The article describes how, as Japan opens its doors, more foreign workers are facing many challenges triggered by racial discrimination.

Despite the disturbing reality of racial harassment in Japanese society, the government has continued to overlook this prevalent issue. It is crucial for citizens and organizations such as Taminzoku Kyosei Jinken Kyoiku Center, which was mentioned in the article, to continue to urge the government to add racial harassment policy guidelines in addition to other harassment regulations.

However, I highly doubt this alone can tackle the problem at its core. Although harassment regulations may prevent people from verbally executing their hatred and misconceptions toward foreigners, it doesn’t necessarily follow that the biased mindset of such people will be changed.

Considering Japan’s mono-racial society, it is natural that many Japanese are reluctant to accept and interact with foreigners.
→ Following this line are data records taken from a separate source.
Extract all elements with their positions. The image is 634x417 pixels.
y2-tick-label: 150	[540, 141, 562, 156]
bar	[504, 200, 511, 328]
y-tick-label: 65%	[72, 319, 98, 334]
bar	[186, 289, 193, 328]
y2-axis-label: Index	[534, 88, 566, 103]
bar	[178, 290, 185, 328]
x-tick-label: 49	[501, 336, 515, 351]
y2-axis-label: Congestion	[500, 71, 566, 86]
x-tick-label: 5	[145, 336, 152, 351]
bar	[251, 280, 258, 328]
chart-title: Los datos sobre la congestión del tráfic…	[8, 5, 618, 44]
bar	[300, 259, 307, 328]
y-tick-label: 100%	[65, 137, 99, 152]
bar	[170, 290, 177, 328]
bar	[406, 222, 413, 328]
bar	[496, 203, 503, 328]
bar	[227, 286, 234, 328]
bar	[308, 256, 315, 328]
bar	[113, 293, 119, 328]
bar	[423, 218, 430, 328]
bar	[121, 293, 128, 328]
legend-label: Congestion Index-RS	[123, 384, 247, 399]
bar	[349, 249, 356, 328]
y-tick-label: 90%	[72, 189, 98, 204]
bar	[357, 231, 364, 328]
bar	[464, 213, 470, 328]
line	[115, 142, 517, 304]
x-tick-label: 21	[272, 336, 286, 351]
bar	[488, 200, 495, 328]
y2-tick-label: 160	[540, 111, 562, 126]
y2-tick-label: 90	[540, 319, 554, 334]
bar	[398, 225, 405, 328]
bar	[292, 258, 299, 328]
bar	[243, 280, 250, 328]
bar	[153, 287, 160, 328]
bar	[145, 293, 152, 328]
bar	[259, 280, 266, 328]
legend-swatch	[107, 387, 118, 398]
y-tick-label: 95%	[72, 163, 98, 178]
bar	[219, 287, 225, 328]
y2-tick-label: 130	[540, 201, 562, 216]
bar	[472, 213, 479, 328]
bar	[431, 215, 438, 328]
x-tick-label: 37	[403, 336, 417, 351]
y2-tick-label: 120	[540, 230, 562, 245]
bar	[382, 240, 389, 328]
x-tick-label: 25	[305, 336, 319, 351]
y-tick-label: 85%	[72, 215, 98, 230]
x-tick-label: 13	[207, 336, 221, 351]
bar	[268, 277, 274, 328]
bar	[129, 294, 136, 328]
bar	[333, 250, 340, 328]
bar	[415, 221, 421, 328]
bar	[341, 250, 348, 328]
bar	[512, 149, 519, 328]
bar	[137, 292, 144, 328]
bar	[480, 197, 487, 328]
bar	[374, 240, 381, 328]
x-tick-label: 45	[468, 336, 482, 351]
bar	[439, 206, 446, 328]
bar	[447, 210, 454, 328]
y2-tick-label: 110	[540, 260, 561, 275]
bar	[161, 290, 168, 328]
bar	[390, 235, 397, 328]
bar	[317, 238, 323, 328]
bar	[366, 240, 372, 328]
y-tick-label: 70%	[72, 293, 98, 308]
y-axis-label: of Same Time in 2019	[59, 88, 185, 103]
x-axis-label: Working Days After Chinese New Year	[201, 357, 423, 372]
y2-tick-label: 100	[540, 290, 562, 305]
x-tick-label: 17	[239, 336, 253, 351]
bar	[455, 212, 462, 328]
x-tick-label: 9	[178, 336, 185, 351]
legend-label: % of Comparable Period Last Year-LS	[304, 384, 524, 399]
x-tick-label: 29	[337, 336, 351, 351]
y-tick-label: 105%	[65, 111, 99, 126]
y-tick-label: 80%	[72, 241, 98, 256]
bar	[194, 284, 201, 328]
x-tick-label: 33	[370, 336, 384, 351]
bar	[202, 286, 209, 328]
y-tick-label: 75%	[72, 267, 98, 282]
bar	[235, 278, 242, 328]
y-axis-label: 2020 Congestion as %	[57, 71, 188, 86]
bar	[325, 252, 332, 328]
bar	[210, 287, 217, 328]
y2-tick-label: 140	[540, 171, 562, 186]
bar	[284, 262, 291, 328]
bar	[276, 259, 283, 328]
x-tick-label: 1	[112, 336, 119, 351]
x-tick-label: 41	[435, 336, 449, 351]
It’s not so much a matter of racism, but more the mindset that is built from a lack of knowledge about other cultures, and a hesitant government that is doing very little to promote multiculturalism.

Many Japanese do not express racism verbally or physically, like many incidents in the U.S., and it seems to me racism in Japan is much more severe than it appears, as not much of it is demonstrated above the surface. To fundamentally combat racism in Japan, the government may need to revise the education system to be more diverse and induce inclusiveness, rather than simply addressing it at the surface level.

CHELSEA KUMONO
KOTO WARD, TOKYO

The opinions expressed in this letter to the editor are the writer’s own and do not necessarily reflect the policies of The Japan Times.